Сократ замотал шишковатой плешивой головой: нет, Мирто он лишь однажды назвал любимой, в ту первую ночь, в Гуди, но, хоть и затуманилось его сознание парами самодельного вина, все же ощутил неловкость, будто назвал внучку Аристида чужим именем… Никогда больше не называл он ее так…
— Клянусь Палладой, Сократ, мне и теперь хочется плеснуть в твои бесстыжие глаза вот из этой ойнохои! — не унималась Ксантиппа, примеряясь к сосуду с водой. — До последнего дня ты надо мной измываешься, но я, не помня зла, непременно привела бы к тебе ее сегодня. Да, я нашла, где живет она: в Пирее, у вязальщика сетей. Но как раз сегодня утром она родила ему сына!.. Что, старый Сократ, радостно ли тебе слышать эту весть? Вот и не увидишь ты полюбовницы своей!.. — к старшему сыну на миг повернулась. — Не слушай меня, Лампрокл! Ишь уши развесил!.. — опять переметнула пылающий взгляд на мужа. — Придется тебе, Сократ, последний день с семьей провести, хоть и покривился ты, когда вместо нее меня увидел!..
Ксантиппа всю жизнь такая: разойдется, начнет кричать-частить, долго не уймется. Она и сегодня, чего доброго, плеснула бы, по своему обыкновению, воду в Сократа, забыв сгоряча обо всем (Такое раньше часто случалось, философ даже говаривал шутливо: «У Ксантиппы всегда сперва гром, потом дождь!»), да, она бы, может, и плеснула воду из ойнохои, ведь и руки уже освободила, усадила Менексена на отцовский топчан, но вдруг увидала, как расплылся в улыбке толстогубый рот Сократа.
— Ты рад этому, рад?!. - спросила она свистящим изумленным шепотом, ведь уверена была, что принесенная ею весть больно ранит Сократа.
Ранить и хотела. И потрясена была, когда это не удалось.
— …Клянусь Аполлоном, рад! — не покривя душой, ответил смертник.

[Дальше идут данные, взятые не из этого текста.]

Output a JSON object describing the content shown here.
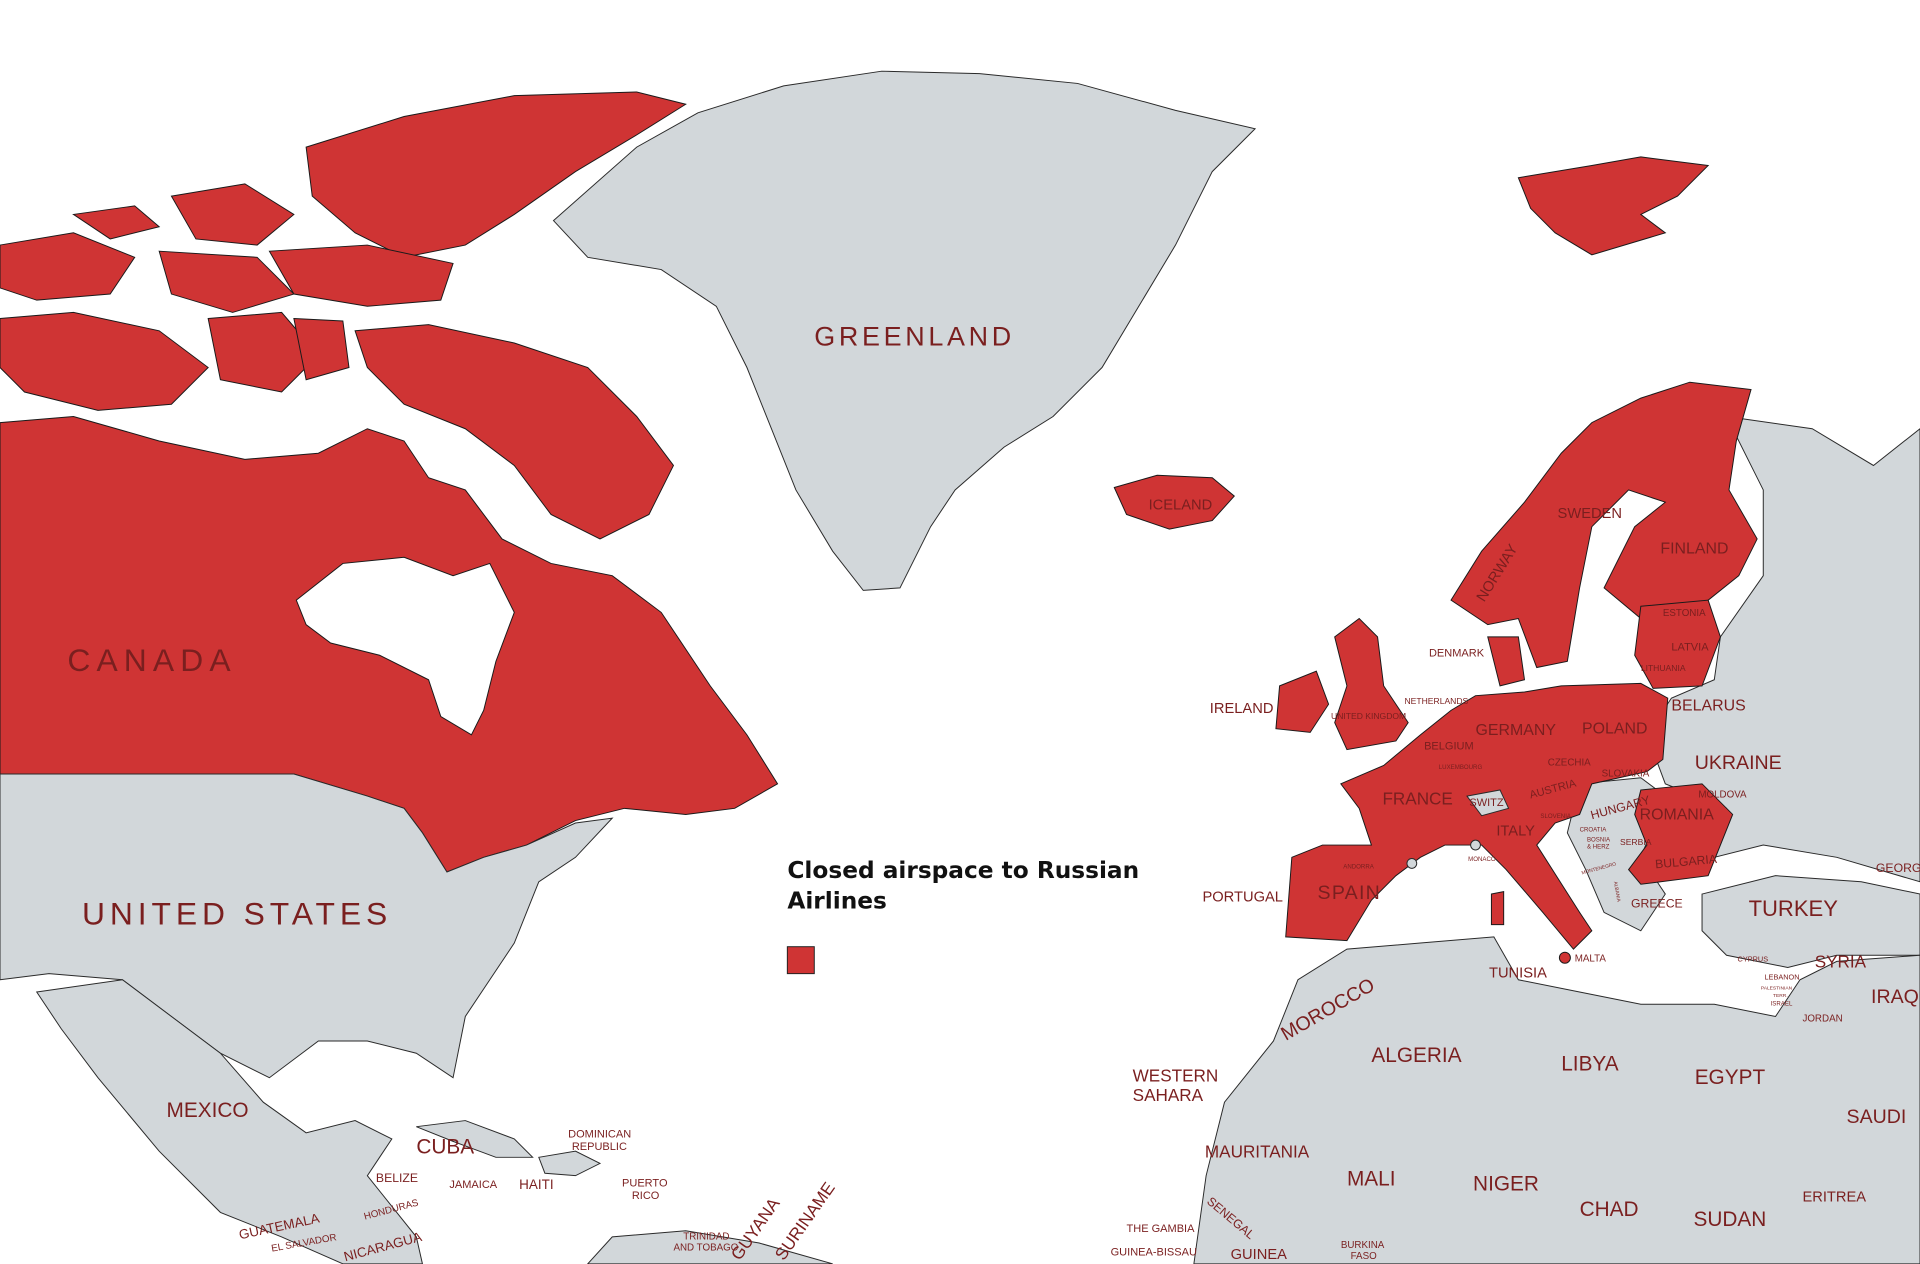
{
  "colors": {
    "closed": "#cf3434",
    "open": "#d2d7da",
    "label": "#7a1f1f",
    "water": "#ffffff"
  },
  "legend": {
    "title_line1": "Closed airspace to Russian",
    "title_line2": "Airlines",
    "swatch_color": "#cf3434"
  },
  "labels": {
    "greenland": "GREENLAND",
    "canada": "CANADA",
    "united_states": "UNITED STATES",
    "iceland": "ICELAND",
    "sweden": "SWEDEN",
    "finland": "FINLAND",
    "norway": "NORWAY",
    "estonia": "ESTONIA",
    "latvia": "LATVIA",
    "lithuania": "LITHUANIA",
    "denmark": "DENMARK",
    "netherlands": "NETHERLANDS",
    "ireland": "IRELAND",
    "united_kingdom": "UNITED KINGDOM",
    "belarus": "BELARUS",
    "germany": "GERMANY",
    "poland": "POLAND",
    "belgium": "BELGIUM",
    "luxembourg": "LUXEMBOURG",
    "czechia": "CZECHIA",
    "slovakia": "SLOVAKIA",
    "ukraine": "UKRAINE",
    "france": "FRANCE",
    "switz": "SWITZ",
    "austria": "AUSTRIA",
    "hungary": "HUNGARY",
    "moldova": "MOLDOVA",
    "romania": "ROMANIA",
    "slovenia": "SLOVENIA",
    "croatia": "CROATIA",
    "italy": "ITALY",
    "bosnia": "BOSNIA",
    "bosnia2": "& HERZ",
    "serbia": "SERBIA",
    "monaco": "MONACO",
    "bulgaria": "BULGARIA",
    "andorra": "ANDORRA",
    "montenegro": "MONTENEGRO",
    "albania": "ALBANIA",
    "spain": "SPAIN",
    "portugal": "PORTUGAL",
    "greece": "GREECE",
    "turkey": "TURKEY",
    "georgia": "GEORGIA",
    "malta": "MALTA",
    "cyprus": "CYPRUS",
    "syria": "SYRIA",
    "lebanon": "LEBANON",
    "palestinian": "PALESTINIAN",
    "palestinian2": "TERR.",
    "israel": "ISRAEL",
    "iraq": "IRAQ",
    "jordan": "JORDAN",
    "tunisia": "TUNISIA",
    "morocco": "MOROCCO",
    "algeria": "ALGERIA",
    "libya": "LIBYA",
    "egypt": "EGYPT",
    "western_sahara1": "WESTERN",
    "western_sahara2": "SAHARA",
    "saudi": "SAUDI",
    "mauritania": "MAURITANIA",
    "mali": "MALI",
    "niger": "NIGER",
    "chad": "CHAD",
    "sudan": "SUDAN",
    "eritrea": "ERITREA",
    "the_gambia": "THE GAMBIA",
    "senegal": "SENEGAL",
    "guinea_bissau": "GUINEA-BISSAU",
    "guinea": "GUINEA",
    "burkina1": "BURKINA",
    "burkina2": "FASO",
    "mexico": "MEXICO",
    "cuba": "CUBA",
    "dominican1": "DOMINICAN",
    "dominican2": "REPUBLIC",
    "belize": "BELIZE",
    "jamaica": "JAMAICA",
    "haiti": "HAITI",
    "puerto1": "PUERTO",
    "puerto2": "RICO",
    "honduras": "HONDURAS",
    "guatemala": "GUATEMALA",
    "el_salvador": "EL SALVADOR",
    "nicaragua": "NICARAGUA",
    "trinidad1": "TRINIDAD",
    "trinidad2": "AND TOBAGO",
    "guyana": "GUYANA",
    "suriname": "SURINAME"
  }
}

«А почему не радоваться мне вести, что Мирто жива? — подумал он. — Хорошо, что нашла надежный приют. Что родила — замечательно: легче ей будет перенести мою смерть. И мне умирать куда легче будет, зная, что одной виной меньше… Пес меня знает, любил ли я все-таки ее. Верней всего, никогда не любил, иначе выл бы теперь от боли. Любил только ее улыбку, так много напоминающую мне… Выходит, любил я только Аспасию! Про это Ксантиппа не знает, а насчет Мирто успокоится пусть… Никому не ведома тайна Сократа! Ха-ха, никто не знает!..»
Видя радость в выпученных глазах мужа, Ксантиппа, изумившись сперва, потом и сама обрадовалась: неужто и впрямь ее непутевый супруг не любит вовсе замухрышку Мирто?! Пусть и жену не любит, лишь бы никого другого, не так обидно!..
Она провела ладонью по бугристому и морщинистому лбу Сократа. Он был горяч. И подумала Ксантиппа, что скоро, сегодня уже, станет холоден, будто камень ночью, этот лоб. И, разом сникнув, заголосила она, не утирая горючих слез, захлебываясь ими:
— Сократ мой родненький, на кого ж ты нас покидаешь?!. Вот и детки твои пришли проститься, скоро сиротками их назовут!.. Не будет у них больше отца, ой, не будет! Некому за них заступиться, некому доброму делу обучить!.. А обидеть их всяк теперь сможет — и словом недобрым и умыслом злым!.. Не будет нам жизни без тебя, Сократ родненький!..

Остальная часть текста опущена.